Received: January 17, 2015 Accepted: July 24, 2015 Published: August 07, 2015

Abstract

A new generation of anticancer therapeutics called target drugs has quickly developed in the 21st century. These drugs are tailored to inhibit cancer cell growth, proliferation, and viability by specific interactions with one or a few target proteins. However, despite formally known molecular targets for every “target” drug, patient response to treatment remains largely individual and unpredictable. Choosing the most effective personalized treatment remains a major challenge in oncology and is still largely trial and error. Here we present a novel approach for predicting target drug efficacy based on the gene expression signature of the individual tumor sample(s). The enclosed bioinformatic algorithm detects activation of intracellular regulatory pathways in the tumor in comparison to the corresponding normal tissues. According to the nature of the molecular targets of a drug, it predicts whether the drug can prevent cancer growth and survival in each individual case by blocking the abnormally activated tumor-promoting pathways or by reinforcing internal tumor suppressor cascades.

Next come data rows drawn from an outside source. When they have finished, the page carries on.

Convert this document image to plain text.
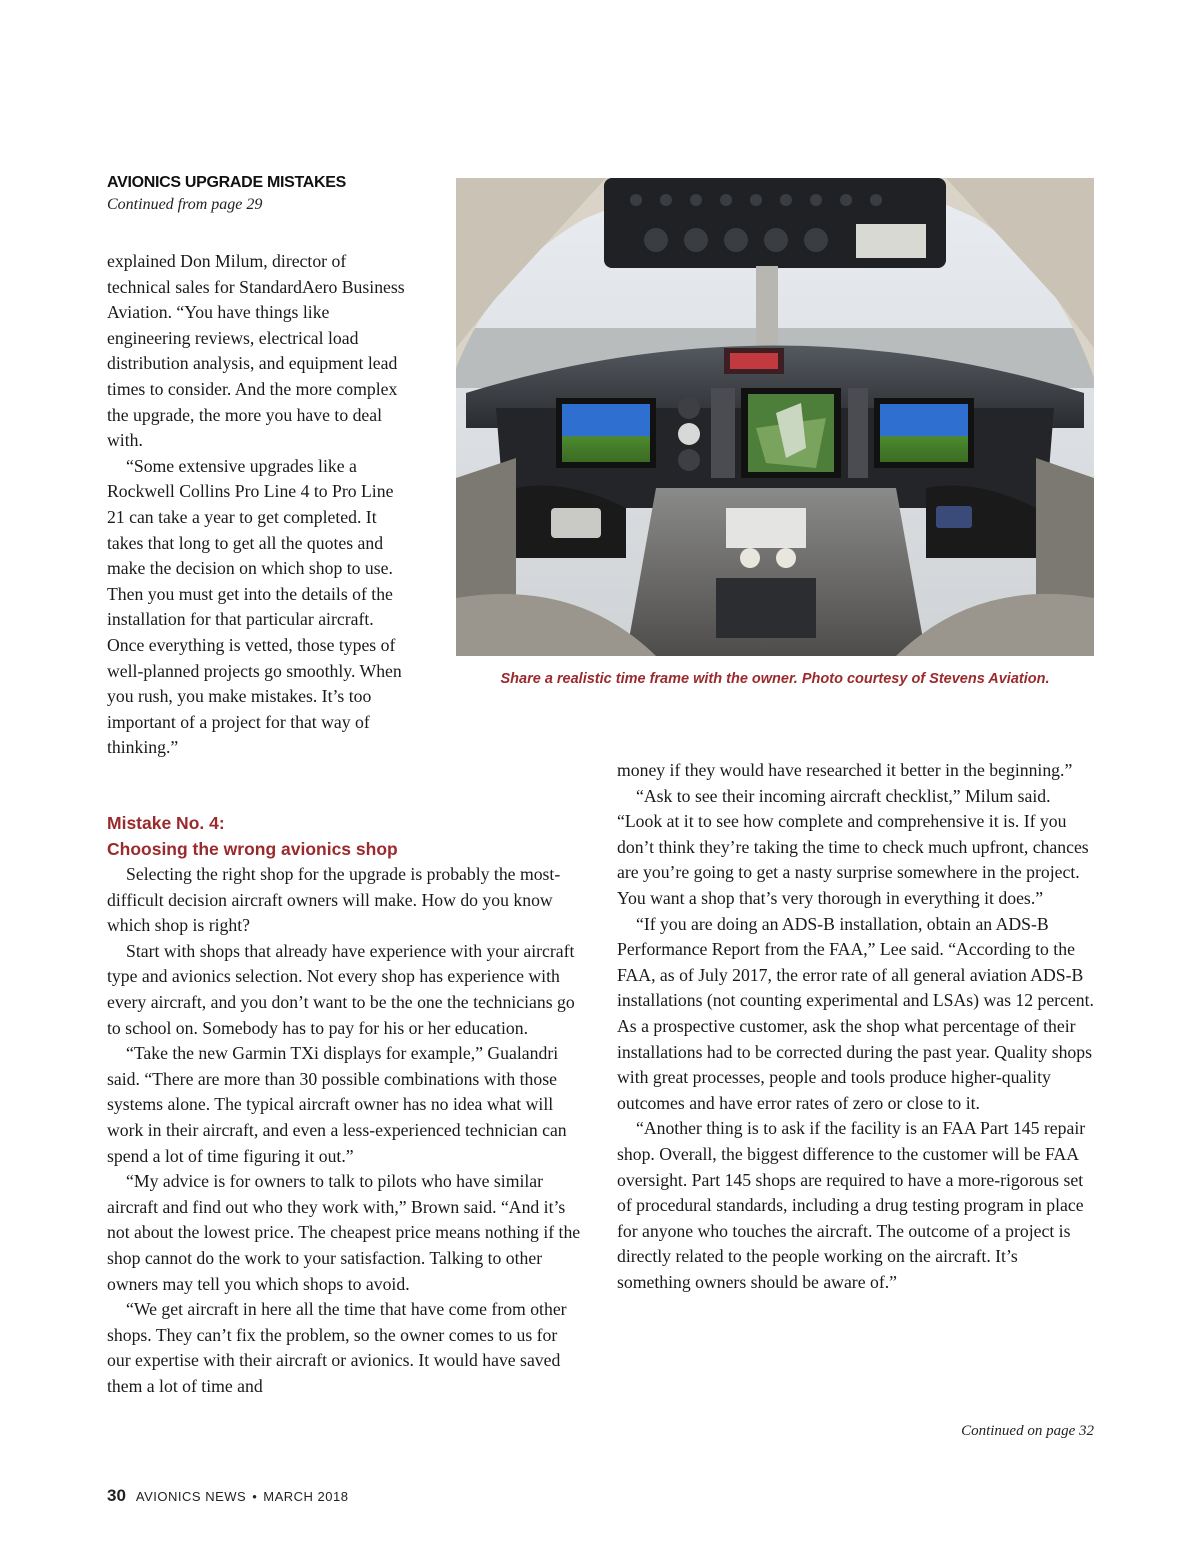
AVIONICS UPGRADE MISTAKES
Continued from page 29
Share a realistic time frame with the owner. Photo courtesy of Stevens Aviation.

explained Don Milum, director of technical sales for StandardAero Business Aviation. “You have things like engineering reviews, electrical load distribution analysis, and equipment lead times to consider. And the more complex the upgrade, the more you have to deal with.

“Some extensive upgrades like a Rockwell Collins Pro Line 4 to Pro Line 21 can take a year to get completed. It takes that long to get all the quotes and make the decision on which shop to use. Then you must get into the details of the installation for that particular aircraft. Once everything is vetted, those types of well-planned projects go smoothly. When you rush, you make mistakes. It’s too important of a project for that way of thinking.”

Mistake No. 4:

Choosing the wrong avionics shop

Selecting the right shop for the upgrade is probably the most-difficult decision aircraft owners will make. How do you know which shop is right?

Start with shops that already have experience with your aircraft type and avionics selection. Not every shop has experience with every aircraft, and you don’t want to be the one the technicians go to school on. Somebody has to pay for his or her education.

“Take the new Garmin TXi displays for example,” Gualandri said. “There are more than 30 possible combinations with those systems alone. The typical aircraft owner has no idea what will work in their aircraft, and even a less-experienced technician can spend a lot of time figuring it out.”

“My advice is for owners to talk to pilots who have similar aircraft and find out who they work with,” Brown said. “And it’s not about the lowest price. The cheapest price means nothing if the shop cannot do the work to your satisfaction. Talking to other owners may tell you which shops to avoid.

“We get aircraft in here all the time that have come from other shops. They can’t fix the problem, so the owner comes to us for our expertise with their aircraft or avionics. It would have saved them a lot of time and

money if they would have researched it better in the beginning.”

“Ask to see their incoming aircraft checklist,” Milum said. “Look at it to see how complete and comprehensive it is. If you don’t think they’re taking the time to check much upfront, chances are you’re going to get a nasty surprise somewhere in the project. You want a shop that’s very thorough in everything it does.”

“If you are doing an ADS-B installation, obtain an ADS-B Performance Report from the FAA,” Lee said. “According to the FAA, as of July 2017, the error rate of all general aviation ADS-B installations (not counting experimental and LSAs) was 12 percent. As a prospective customer, ask the shop what percentage of their installations had to be corrected during the past year. Quality shops with great processes, people and tools produce higher-quality outcomes and have error rates of zero or close to it.

“Another thing is to ask if the facility is an FAA Part 145 repair shop. Overall, the biggest difference to the customer will be FAA oversight. Part 145 shops are required to have a more-rigorous set of procedural standards, including a drug testing program in place for anyone who touches the aircraft. The outcome of a project is directly related to the people working on the aircraft. It’s something owners should be aware of.”

Continued on page 32
30 AVIONICS NEWS • MARCH 2018
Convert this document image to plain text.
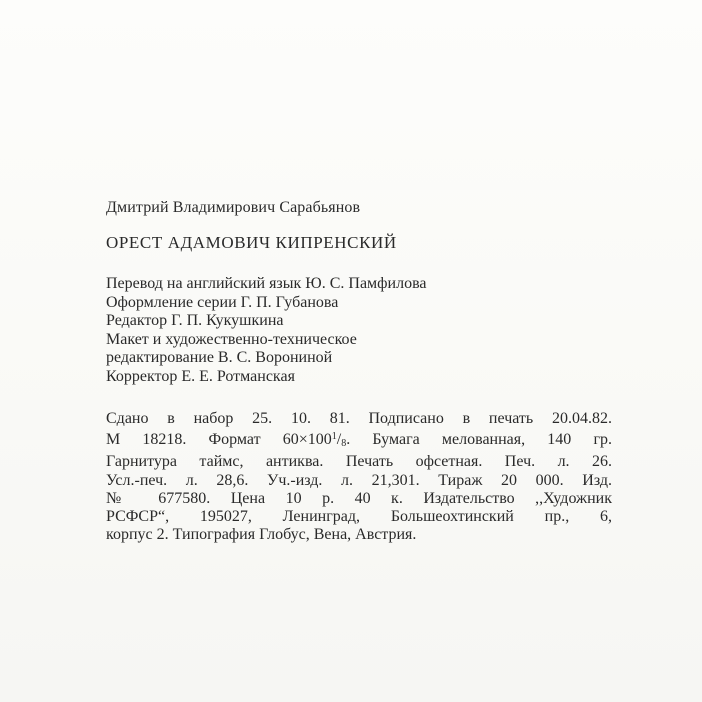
Дмитрий Владимирович Сарабьянов
ОРЕСТ АДАМОВИЧ КИПРЕНСКИЙ
Перевод на английский язык Ю. С. Памфилова
Оформление серии Г. П. Губанова
Редактор Г. П. Кукушкина
Макет и художественно-техническое
редактирование В. С. Ворониной
Корректор Е. Е. Ротманская
Сдано в набор 25. 10. 81. Подписано в печать 20.04.82.
М 18218. Формат $60\times 100^1/8$. Бумага мелованная, 140 гр.
Гарнитура таймс, антиква. Печать офсетная. Печ. л. 26.
Усл.-печ. л. 28,6. Уч.-изд. л. 21,301. Тираж 20 000. Изд.
№ 677580. Цена 10 р. 40 к. Издательство ,,Художник
РСФСР“, 195027, Ленинград, Большеохтинский пр., 6,
корпус 2. Типография Глобус, Вена, Австрия.
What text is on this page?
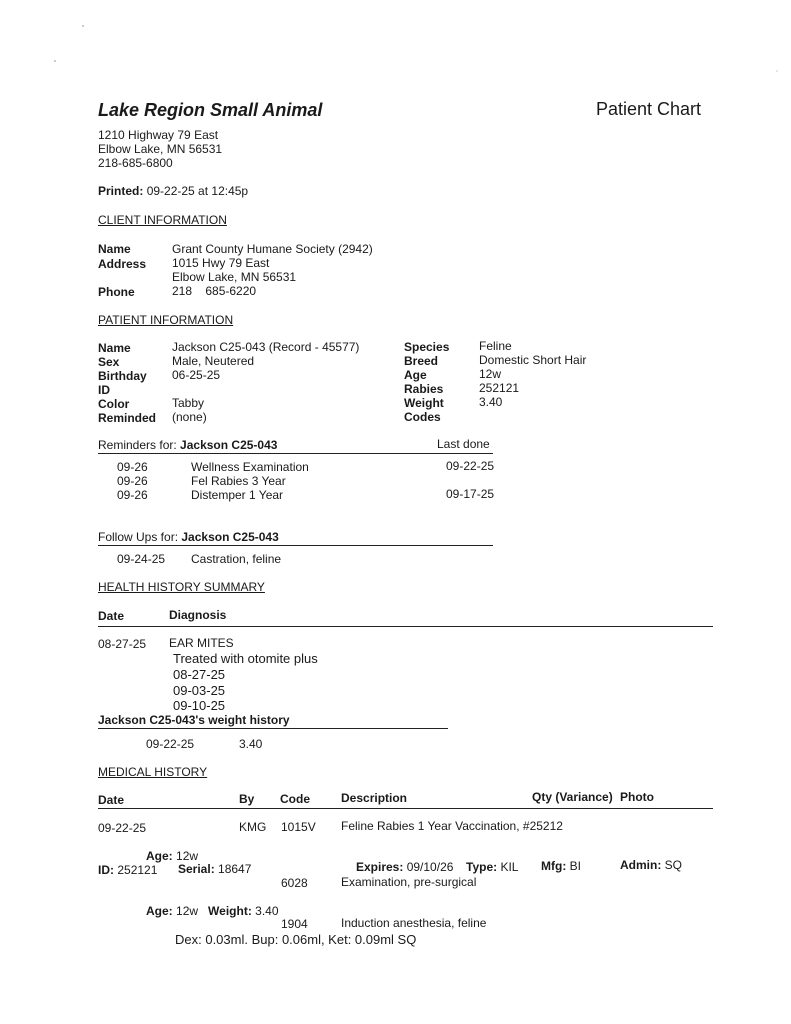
Lake Region Small Animal	Patient Chart
1210 Highway 79 East
Elbow Lake, MN 56531
218-685-6800
Printed: 09-22-25 at 12:45p
CLIENT INFORMATION
Name	Grant County Humane Society (2942)
Address 1015 Hwy 79 East
Elbow Lake, MN 56531
Phone	218    685-6220
PATIENT INFORMATION
Name	Jackson C25-043 (Record - 45577)
Sex	Male, Neutered
Birthday 06-25-25
ID
Color	Tabby
Reminded (none)
Species Feline
Breed	Domestic Short Hair
Age	12w
Rabies	252121
Weight	3.40
Codes
Reminders for: Jackson C25-043	Last done
09-26	Wellness Examination	09-22-25
09-26	Fel Rabies 3 Year
09-26	Distemper 1 Year	09-17-25
Follow Ups for: Jackson C25-043
09-24-25 Castration, feline
HEALTH HISTORY SUMMARY
Date	Diagnosis
08-27-25 EAR MITES
Treated with otomite plus
08-27-25
09-03-25
09-10-25
Jackson C25-043's weight history
09-22-25	3.40
MEDICAL HISTORY
Date	By Code	Description	Qty (Variance) Photo
09-22-25	KMG 1015V Feline Rabies 1 Year Vaccination, #25212
Age: 12w
ID: 252121 Serial: 18647	Expires: 09/10/26 Type: KIL Mfg: BI	Admin: SQ
6028	Examination, pre-surgical
Age: 12w Weight: 3.40
1904	Induction anesthesia, feline
Dex: 0.03ml. Bup: 0.06ml, Ket: 0.09ml SQ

To validate the method, we compared the distribution of predicted drug efficacy scores for five drugs (Sorafenib, Bevacizumab, Cetuximab, Sorafenib, Imatinib, Sunitinib) and seven cancer types (Clear Cell Renal Cell Carcinoma, Colon cancer, Lung adenocarcinoma, non-Hodgkin Lymphoma, Thyroid cancer and Sarcoma) with the available clinical trials data for the respective cancer types and drugs. The percent of responders to a drug treatment correlated significantly (Pearson’s correlation 0.77 p = 0.023) with the percent of tumors showing high drug scores calculated with the current algorithm.